Le autorità pakistane faticano a stimare l'entità complessiva dei danni causati dai vasti incendi boschivi che hanno bruciato centinaia di migliaia di alberi nella catena montuosa del Koh-e-Sulaiman, nella regione occidentale del Balochistan.
Le fiamme hanno devastato quella che molti considerano la più grande foresta di pini chilgozha al mondo. Fonti locali ritengono che almeno il 40% di quella foresta sia andato distrutto.
Insieme ad essa, anche molti ulivi sono stati distrutti dalle fiamme. Le fonti locali hanno aggiunto che la crisi economica causata dalla devastazione si farà sentire per generazioni.
Vedi anche: Gli eventi meteorologici estremi stanno peggiorando, influenzando la disponibilità di cibo, secondo un rapportoGli esperti locali intervistati dalla rivista TheDawn hanno avvertito che la prolungata siccità, combinata con un'ondata di caldo record, ha scatenato il vasto incendio.
Kamran Hussain, ricercatore del World Wildlife Fund, ha affermato che la stagione degli incendi in Pakistan è iniziata prima del solito a causa dei cambiamenti climatici.
"Il caldo torrido prosciuga tutta l'acqua dalla vegetazione, lasciandola secca e aumentando il rischio di incendi", ha detto.
Il governo pakistano ha confermato che tre persone sono morte mentre cercavano di spegnere le fiamme.
L'incendio si è propagato dai boschi vicini al Koh-e-Sulaiman, un parco nazionale ad alta quota considerato un ambiente unico per molte specie di flora e fauna. Lì, le fiamme sono state alimentate dai forti venti.
Gli esperti locali ritengono che la devastazione causata dall'incendio avrà un grave impatto sui mezzi di sussistenza dei residenti della zona, molti dei quali sono coinvolti in attività legate alla silvicoltura. La foresta di Shirani si estende per circa 260 chilometri quadrati e rappresenta una parte consistente della foresta del Balochistan, coprendo circa l'1,4% della regione.
I resoconti dei media hanno inoltre indicato che ben 800 ulivi sono stati distrutti dagli incendi nella storica foresta di Musakhail, che ospita ulivi da 500 anni.
Il governo pakistano ha individuato la regione per l'espansione degli oliveti del Paese grazie al clima favorevole e alle opportunità economiche che la coltivazione dell'olivo dovrebbe portare alla zona.
Muhammad Yahya, coordinatore provinciale dell'Organizzazione delle Nazioni Unite per l'alimentazione e l'agricoltura, ha dichiarato a TheDawn che quanto accaduto nel parco potrebbe essere ben lungi dall'essere finito.

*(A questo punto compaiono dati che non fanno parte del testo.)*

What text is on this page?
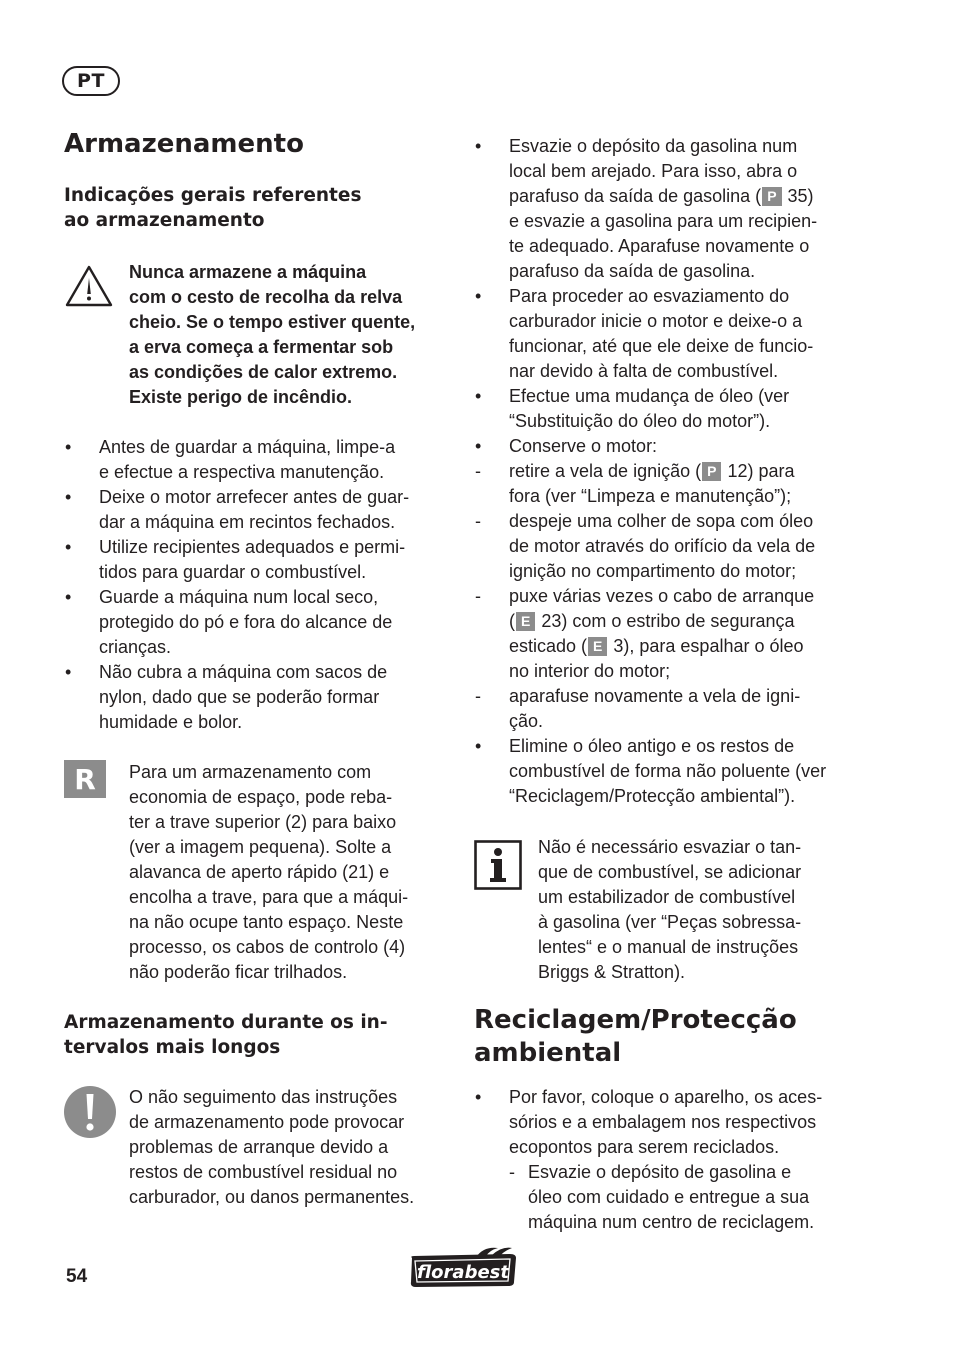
PT
Armazenamento
Indicações gerais referentes
ao armazenamento
Nunca armazene a máquina
com o cesto de recolha da relva
cheio. Se o tempo estiver quente,
a erva começa a fermentar sob
as condições de calor extremo.
Existe perigo de incêndio.
•	Antes de guardar a máquina, limpe-a
e efectue a respectiva manutenção.
•	Deixe o motor arrefecer antes de guar-
dar a máquina em recintos fechados.
•	Utilize recipientes adequados e permi-
tidos para guardar o combustível.
•	Guarde a máquina num local seco,
protegido do pó e fora do alcance de
crianças.
•	Não cubra a máquina com sacos de
nylon, dado que se poderão formar
humidade e bolor.
R	Para um armazenamento com
economia de espaço, pode reba-
ter a trave superior (2) para baixo
(ver a imagem pequena). Solte a
alavanca de aperto rápido (21) e
encolha a trave, para que a máqui-
na não ocupe tanto espaço. Neste
processo, os cabos de controlo (4)
não poderão ficar trilhados.
Armazenamento durante os in-
tervalos mais longos
O não seguimento das instruções
de armazenamento pode provocar
problemas de arranque devido a
restos de combustível residual no
carburador, ou danos permanentes.
•	Esvazie o depósito da gasolina num
local bem arejado. Para isso, abra o
parafuso da saída de gasolina ( P 35)
e esvazie a gasolina para um recipien-
te adequado. Aparafuse novamente o
parafuso da saída de gasolina.
•	Para proceder ao esvaziamento do
carburador inicie o motor e deixe-o a
funcionar, até que ele deixe de funcio-
nar devido à falta de combustível.
•	Efectue uma mudança de óleo (ver
“Substituição do óleo do motor”).
•	Conserve o motor:
-	retire a vela de ignição ( P 12) para
fora (ver “Limpeza e manutenção”);
-	despeje uma colher de sopa com óleo
de motor através do orifício da vela de
ignição no compartimento do motor;
-	puxe várias vezes o cabo de arranque
( E 23) com o estribo de segurança
esticado ( E 3), para espalhar o óleo
no interior do motor;
-	aparafuse novamente a vela de igni-
ção.
•	Elimine o óleo antigo e os restos de
combustível de forma não poluente (ver
“Reciclagem/Protecção ambiental”).
Não é necessário esvaziar o tan-
que de combustível, se adicionar
um estabilizador de combustível
à gasolina (ver “Peças sobressa-
lentes“ e o manual de instruções
Briggs & Stratton).
Reciclagem/Protecção
ambiental
•	Por favor, coloque o aparelho, os aces-
sórios e a embalagem nos respectivos
ecopontos para serem reciclados.
- Esvazie o depósito de gasolina e
óleo com cuidado e entregue a sua
máquina num centro de reciclagem.
54	florabest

"Ci sono ancora alberi che bruciano e da essi continuano a sprigionarsi scintille", ha detto. "Gli alberi stanno lanciando le loro fiamme, mettendo a rischio la vegetazione circostante. E questo aumenta il rischio che scoppi un altro incendio nella foresta se non viene contenuto in tempo".

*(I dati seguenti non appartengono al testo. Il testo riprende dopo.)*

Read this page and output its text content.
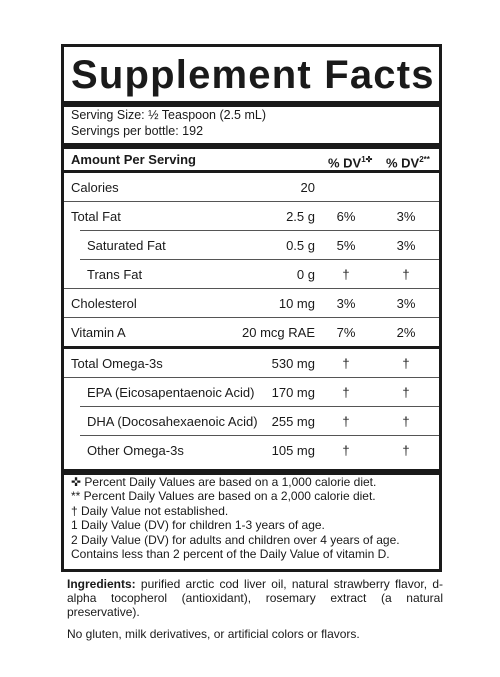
Supplement Facts
Serving Size: ½ Teaspoon (2.5 mL)
Servings per bottle: 192
Amount Per Serving	% $DV^{1✜}$ % $DV^{2**}$
Calories	20
Total Fat	2.5 g	6%	3%
Saturated Fat	0.5 g	5%	3%
Trans Fat	0 g	†	†
Cholesterol	10 mg	3%	3%
Vitamin A	20 mcg RAE	7%	2%
Total Omega-3s	530 mg	†	†
EPA (Eicosapentaenoic Acid) 170 mg	†	†
DHA (Docosahexaenoic Acid) 255 mg	†	†
Other Omega-3s	105 mg	†	†
✜ Percent Daily Values are based on a 1,000 calorie diet.
** Percent Daily Values are based on a 2,000 calorie diet.
† Daily Value not established.
1 Daily Value (DV) for children 1-3 years of age.
2 Daily Value (DV) for adults and children over 4 years of age.
Contains less than 2 percent of the Daily Value of vitamin D.
Ingredients: purified arctic cod liver oil, natural strawberry flavor, d-alpha tocopherol (antioxidant), rosemary extract (a natural preservative).
No gluten, milk derivatives, or artificial colors or flavors.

L'incendio che ha colpito il Balochistan è un evento significativo in un Paese in cui gli incendi divampano regolarmente durante la stagione secca. I vigili del fuoco sono recentemente riusciti a domare un incendio in una fascia di foreste nel nord del Pakistan, vicino alla capitale del Paese, Islamabad.

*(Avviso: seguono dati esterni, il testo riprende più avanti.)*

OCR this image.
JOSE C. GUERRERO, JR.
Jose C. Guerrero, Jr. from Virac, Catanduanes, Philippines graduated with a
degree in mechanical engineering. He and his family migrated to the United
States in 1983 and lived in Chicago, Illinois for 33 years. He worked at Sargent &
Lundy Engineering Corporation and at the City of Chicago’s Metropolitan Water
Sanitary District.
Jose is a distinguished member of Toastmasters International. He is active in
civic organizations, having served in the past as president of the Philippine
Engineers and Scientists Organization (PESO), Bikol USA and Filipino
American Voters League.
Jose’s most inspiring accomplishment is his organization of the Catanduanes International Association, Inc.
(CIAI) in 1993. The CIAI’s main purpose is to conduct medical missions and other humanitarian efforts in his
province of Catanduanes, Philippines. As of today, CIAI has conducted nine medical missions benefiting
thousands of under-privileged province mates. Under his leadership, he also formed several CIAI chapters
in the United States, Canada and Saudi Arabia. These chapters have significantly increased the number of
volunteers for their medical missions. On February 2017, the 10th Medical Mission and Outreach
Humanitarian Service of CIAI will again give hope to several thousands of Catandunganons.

Altre incendi boschivi sono stati segnalati nelle ultime settimane sulle montagne del distretto di Swat, appena a nord della capitale. Secondo AryNews, un media locale, ci è voluta più di una settimana per domare questo incendio, e quattro persone sono morte.
L'osservatorio internazionale Global Forest Watch stima che dal 2001 al 2021 il Pakistan abbia perso 9.750 ettari di copertura arborea, pari a una diminuzione dell'1% rispetto al 2000.
"Il Pakistan è già un paese povero di foreste, poiché solo il 4,8% del suo territorio è coperto da foreste", ha scritto in un editoriale TheNews, un altro media locale.
"La media globale è del 31%. Anche paesi dell'Asia meridionale come India, Bangladesh e Sri Lanka hanno rispettivamente il 24%, il 14% e il 34% della loro superficie coperta da foreste e vegetazione", hanno aggiunto.